For some people the Stephen Garcia dismissal came too late. You know the type I'm talking about. They like to say how Steve Spurrier has gone soft. How Garcia would have been gone after the first incident if South Carolina had had a competant quarterback waiting in the wings. How, if they had been Head Ball Coach, they wouldn't have put up with Garcia's mischief. To which I say, "Bull. Shit."
The problem with Garcia has always been that he's been bad enough off the field to get in the news but not good enough on the field to get out of it. There's no reason not to take Spurrier at his word when he says that they didn't want to kick Stephen Garcia off the team for stupidity. Has Spurrier ever been anything less than forthcoming with his thoughts? The truth is the athletic department found itself halfway down a slippery slope before it even knew it was on a mountain. Garcia also benefited from the fact that his first transgression was his worst. I suspect Steve Spurrier struggled to dole out proper punishments for incidents that got sequentially less sever -- sort of like accelerating at a decreasing rate.
Anyone who actually would have yanked Garcia's scholarship after incident number one is a callous misanthrope. More than likely they're writing checks that they know their body will never have to cash. It's easy to say you'd kick a kid out of school until you actually have to think about what that means for his future. And please, spare me the conspiracy theories about the timing of the dismissal coinciding with the rise of Connor Shaw. If anything, it's the reverse.
Bizarrely, just as many people seem to come down on the other side of the Garcia fence. "Boys will be boys," they say. "Shouldn't a college student be able to have a beer in America?," they chide. I understand the sentiment, but I have a suspicion that they might feel differently if it were their team's championship dreams that hung by the thread of Garcia's sobriety.

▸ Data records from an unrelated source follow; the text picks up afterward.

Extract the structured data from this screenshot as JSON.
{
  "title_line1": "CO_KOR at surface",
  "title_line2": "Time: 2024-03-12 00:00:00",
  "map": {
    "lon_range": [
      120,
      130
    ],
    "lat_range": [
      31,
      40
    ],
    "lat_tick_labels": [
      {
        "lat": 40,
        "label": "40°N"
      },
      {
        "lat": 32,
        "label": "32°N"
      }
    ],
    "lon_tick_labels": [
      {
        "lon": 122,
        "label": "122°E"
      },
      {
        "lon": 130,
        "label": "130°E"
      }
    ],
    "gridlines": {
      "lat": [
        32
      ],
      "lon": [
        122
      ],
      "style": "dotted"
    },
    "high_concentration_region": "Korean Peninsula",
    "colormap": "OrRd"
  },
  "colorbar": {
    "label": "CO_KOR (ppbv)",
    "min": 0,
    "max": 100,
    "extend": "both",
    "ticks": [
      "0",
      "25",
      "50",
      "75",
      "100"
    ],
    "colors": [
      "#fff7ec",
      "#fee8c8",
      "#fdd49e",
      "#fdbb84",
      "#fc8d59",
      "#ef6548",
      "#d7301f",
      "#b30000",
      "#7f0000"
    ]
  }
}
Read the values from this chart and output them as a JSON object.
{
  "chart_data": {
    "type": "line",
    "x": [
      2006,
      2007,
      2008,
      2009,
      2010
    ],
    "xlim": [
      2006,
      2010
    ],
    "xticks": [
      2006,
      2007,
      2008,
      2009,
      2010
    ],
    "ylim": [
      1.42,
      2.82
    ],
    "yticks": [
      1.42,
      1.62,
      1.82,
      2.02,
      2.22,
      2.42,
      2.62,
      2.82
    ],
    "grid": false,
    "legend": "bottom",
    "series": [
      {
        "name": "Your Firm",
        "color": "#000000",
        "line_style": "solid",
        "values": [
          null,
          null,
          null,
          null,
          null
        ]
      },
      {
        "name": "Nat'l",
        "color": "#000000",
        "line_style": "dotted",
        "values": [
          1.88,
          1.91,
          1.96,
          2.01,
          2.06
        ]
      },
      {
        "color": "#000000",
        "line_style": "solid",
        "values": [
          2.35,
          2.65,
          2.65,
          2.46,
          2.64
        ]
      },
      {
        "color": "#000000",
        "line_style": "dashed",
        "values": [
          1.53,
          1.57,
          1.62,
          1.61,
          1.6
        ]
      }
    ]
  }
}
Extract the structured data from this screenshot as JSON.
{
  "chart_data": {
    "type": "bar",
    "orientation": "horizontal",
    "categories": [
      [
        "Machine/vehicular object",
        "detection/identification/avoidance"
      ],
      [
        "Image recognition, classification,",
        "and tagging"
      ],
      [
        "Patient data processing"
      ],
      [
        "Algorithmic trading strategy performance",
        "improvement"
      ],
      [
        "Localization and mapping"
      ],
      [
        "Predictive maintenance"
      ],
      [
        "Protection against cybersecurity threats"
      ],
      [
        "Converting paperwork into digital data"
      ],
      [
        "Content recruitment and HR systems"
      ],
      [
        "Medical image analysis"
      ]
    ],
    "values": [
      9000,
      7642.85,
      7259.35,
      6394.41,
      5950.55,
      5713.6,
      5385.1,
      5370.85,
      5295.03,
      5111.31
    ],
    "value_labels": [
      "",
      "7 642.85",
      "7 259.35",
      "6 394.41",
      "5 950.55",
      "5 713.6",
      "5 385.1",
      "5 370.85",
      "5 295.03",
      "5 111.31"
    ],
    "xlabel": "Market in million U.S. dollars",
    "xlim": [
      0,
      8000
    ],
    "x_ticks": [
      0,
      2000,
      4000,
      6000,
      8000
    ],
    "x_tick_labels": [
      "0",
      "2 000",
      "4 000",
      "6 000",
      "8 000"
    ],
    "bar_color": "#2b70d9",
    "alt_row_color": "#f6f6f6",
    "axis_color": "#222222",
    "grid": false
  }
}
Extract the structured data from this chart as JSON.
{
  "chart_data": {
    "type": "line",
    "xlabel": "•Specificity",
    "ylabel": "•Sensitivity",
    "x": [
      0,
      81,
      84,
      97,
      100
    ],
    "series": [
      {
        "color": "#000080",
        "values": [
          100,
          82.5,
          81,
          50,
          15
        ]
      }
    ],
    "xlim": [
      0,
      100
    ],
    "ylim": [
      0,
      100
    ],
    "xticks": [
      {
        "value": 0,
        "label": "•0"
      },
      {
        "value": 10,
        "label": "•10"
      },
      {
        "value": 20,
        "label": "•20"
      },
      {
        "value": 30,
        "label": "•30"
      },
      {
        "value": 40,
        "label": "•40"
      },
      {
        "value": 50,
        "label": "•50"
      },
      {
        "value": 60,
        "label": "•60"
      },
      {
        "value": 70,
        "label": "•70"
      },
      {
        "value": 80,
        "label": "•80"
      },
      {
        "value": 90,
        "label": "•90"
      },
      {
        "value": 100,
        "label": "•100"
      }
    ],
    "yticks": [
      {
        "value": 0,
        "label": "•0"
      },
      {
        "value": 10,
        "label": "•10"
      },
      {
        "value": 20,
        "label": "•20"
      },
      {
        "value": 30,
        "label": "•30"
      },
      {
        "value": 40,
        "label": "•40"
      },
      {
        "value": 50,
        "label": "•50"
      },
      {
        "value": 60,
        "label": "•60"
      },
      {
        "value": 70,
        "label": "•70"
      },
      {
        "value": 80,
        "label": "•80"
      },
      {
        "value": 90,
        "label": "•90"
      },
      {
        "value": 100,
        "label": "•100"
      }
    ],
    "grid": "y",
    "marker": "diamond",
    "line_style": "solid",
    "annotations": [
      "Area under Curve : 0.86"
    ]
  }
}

I had hoped that Stephen Garcia would return to the team for a final season and then ride off into the sunset a champion. I was wrong, though. You can't hope away the trajectory of a tragedy any more than you can change the physics of a car accident.
After five years of talking about Stephen Garcia there's really only one thing left to say: the Garcia era is over. Love him or hate him, I think we're all ready to move on.